6 Giugno 2016
04:32
Con Arrigazzi termina “La casa in collina”. Recensione di “Groppi d’amore nella scuraglia”
CASTAGNOLE MONFERRATO – “La casa in collina”, una tre giorni di full immersion in arte, teatro e natura alla Casa degli Alfieri a Castagnole Monferrato, si è conclusa domenica 5 maggio, portando con sé una sensazione di bellezza estetica e interiore.
Prima di tutto è necessario spiegare che la Casa degli Alfieri è veramente una casa, o meglio, una casa-teatro abitata e resa viva dagli artisti che l’hanno fondata, vi soggiornano e lavorano. Antonio Catalano, Luciano Nattino, Lorenza Zambon e Maurizio Agostinetto, nel 1994, hanno realizzato l’impresa non facile di creare a loro somiglianza un luogo–fucina di arte teatrale e visiva, su una collina del Monferrato, nell’ex rudere recuperato di una cascina signorile del ‘700, dove la natura si sposa con l’evocazione, l’accoglienza e la creatività. I tre giorni de “La casa in collina” sono una delle espressioni della multiforme attività della Casa degli Alfieri e di tutte le personalità artistiche che vi gravitano intorno. Il programma ha previsto installazioni artistiche, seminari, incursioni musicali e tanto teatro, di quello che genera empatia.

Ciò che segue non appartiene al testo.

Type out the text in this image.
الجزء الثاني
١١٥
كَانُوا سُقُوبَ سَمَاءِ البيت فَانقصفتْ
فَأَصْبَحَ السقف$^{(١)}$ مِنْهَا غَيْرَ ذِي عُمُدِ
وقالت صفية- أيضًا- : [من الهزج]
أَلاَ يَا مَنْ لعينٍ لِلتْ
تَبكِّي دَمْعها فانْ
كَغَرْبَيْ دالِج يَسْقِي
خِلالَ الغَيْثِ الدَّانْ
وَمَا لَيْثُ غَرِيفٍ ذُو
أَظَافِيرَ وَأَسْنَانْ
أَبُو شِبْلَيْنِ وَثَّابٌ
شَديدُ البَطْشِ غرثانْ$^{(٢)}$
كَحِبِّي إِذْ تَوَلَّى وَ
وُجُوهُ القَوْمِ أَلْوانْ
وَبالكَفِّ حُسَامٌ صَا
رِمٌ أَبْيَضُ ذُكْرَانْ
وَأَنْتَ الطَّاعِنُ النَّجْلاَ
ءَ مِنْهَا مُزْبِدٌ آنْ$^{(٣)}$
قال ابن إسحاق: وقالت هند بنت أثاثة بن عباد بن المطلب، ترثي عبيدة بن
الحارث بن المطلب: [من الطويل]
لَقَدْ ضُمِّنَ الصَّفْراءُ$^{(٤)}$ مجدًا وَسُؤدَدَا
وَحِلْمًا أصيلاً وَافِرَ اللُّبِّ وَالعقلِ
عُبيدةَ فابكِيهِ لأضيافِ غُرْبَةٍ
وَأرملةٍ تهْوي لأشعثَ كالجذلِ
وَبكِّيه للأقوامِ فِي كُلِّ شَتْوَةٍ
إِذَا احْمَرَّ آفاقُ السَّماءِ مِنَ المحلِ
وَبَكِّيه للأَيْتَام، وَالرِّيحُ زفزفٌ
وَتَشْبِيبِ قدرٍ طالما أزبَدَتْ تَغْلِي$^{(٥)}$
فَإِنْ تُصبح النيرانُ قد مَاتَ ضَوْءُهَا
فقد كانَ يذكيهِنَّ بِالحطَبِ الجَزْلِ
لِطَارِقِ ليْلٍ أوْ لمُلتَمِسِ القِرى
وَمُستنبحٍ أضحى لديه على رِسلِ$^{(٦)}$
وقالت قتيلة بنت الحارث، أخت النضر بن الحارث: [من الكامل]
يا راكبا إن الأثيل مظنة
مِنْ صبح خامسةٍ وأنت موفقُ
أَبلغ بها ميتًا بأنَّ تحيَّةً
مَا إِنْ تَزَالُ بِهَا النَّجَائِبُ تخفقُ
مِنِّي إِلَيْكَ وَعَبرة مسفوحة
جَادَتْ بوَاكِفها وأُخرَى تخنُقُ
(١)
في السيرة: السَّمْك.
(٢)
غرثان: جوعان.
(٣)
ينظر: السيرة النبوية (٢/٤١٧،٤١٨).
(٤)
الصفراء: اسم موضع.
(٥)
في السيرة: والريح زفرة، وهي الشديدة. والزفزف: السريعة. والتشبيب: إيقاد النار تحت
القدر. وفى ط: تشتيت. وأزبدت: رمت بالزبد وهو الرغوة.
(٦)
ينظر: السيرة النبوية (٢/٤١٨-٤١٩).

L’ultimo spettacolo, in ordine di tempo, domenica 5, è stato “Groppi d’amore nella scuraglia”, tratto dal romanzo di Tiziano Scarpa, con Emanuele Arrigazzi , attore tortonese che ha collaborato e (lui stesso dichiara) tanto ha imparato da La casa degli Alfieri e da Antonio Catalano. Nel pirotecnico monologo, il protagonista, sulla scena occupata da una sola, rustica sedia, interpreta tutti i ruoli, diverte alle lacrime e incarna temi comuni e molto umani. Dominano sovrane le passioni, perché Scatorchio, l’antieroe per antonomasia, è un uomo che ama, sbaglia in preda ad una viscerale gelosia e, infine, trova uno spiraglio nella scuraglia (che è il buio in cui si consuma l’atto d’amore, ma anche quello della rovina di una comunità). L’amore è di carne e sangue, in un contesto di bruttura e avidità, denso come la lingua magmatica con cui si svolge la narrazione. Arrigazzi parla, si dispera, colloquia con un impassibile Gesù in croce in un grammelot esilarante, che fonde dialetti meridionali, diventando materia viva da cui si generano immagini a raffica.
Le passioni non sono isolate dalla società. Corruzione, mancanza di rispetto per l’ambiente, ecologia , politica opportunistica sono fattori che entrano nell’esistenza singola, veicolandone le pulsioni. Scatorchio è inconsapevole strumento di un meccanismo criminale che, per guadagno, distrugge il paese e lo tramuta in discarica su cui svetta, ridicolo oggetto di scambio, un ripetitore, inutile collegamento televisivo tra un lontano virtuale e un nulla desertificato.
Una storia che, in modo sorprendentemente ilare e, al contempo, emozionante, suggerisce realtà riconoscibili. Non molti attori si cimentano oggi con il grammelot, una prova difficile il cui rischio sta nella poca presa sul pubblico. Arrigazzi inchioda con la capacità di infondere significato a termini spuri o fantasiosi. Senza ombra di dubbio proprio la sua voce deve forgiare il linguaggio di Scatorchio, un parlato creolo dalle tinte forti e popolari, dove la raffinatezza delle mezze misure non esiste e dove Sirocchia (la donna bramata, fonte di folle gelosia) è il pensiero delle sue forme, non certo una fanciulla eterea.
Ciò che passa allo spettatore (prima nella pancia che nella mente, come si dice) sono le pulsioni ataviche, volgari e prive di raziocinio, tanto più vere quanto più intrise di una lingua carnale. Nulla si perde nella scuraglia di una lingua che diventa tanto più espressiva quanto più grugnita nel significare “doglio d’ammure”, pentimento o bagliore di rinascita, che si intravede nel deserto del paese morto.
Da vedere, assaporare e rivedere ancora.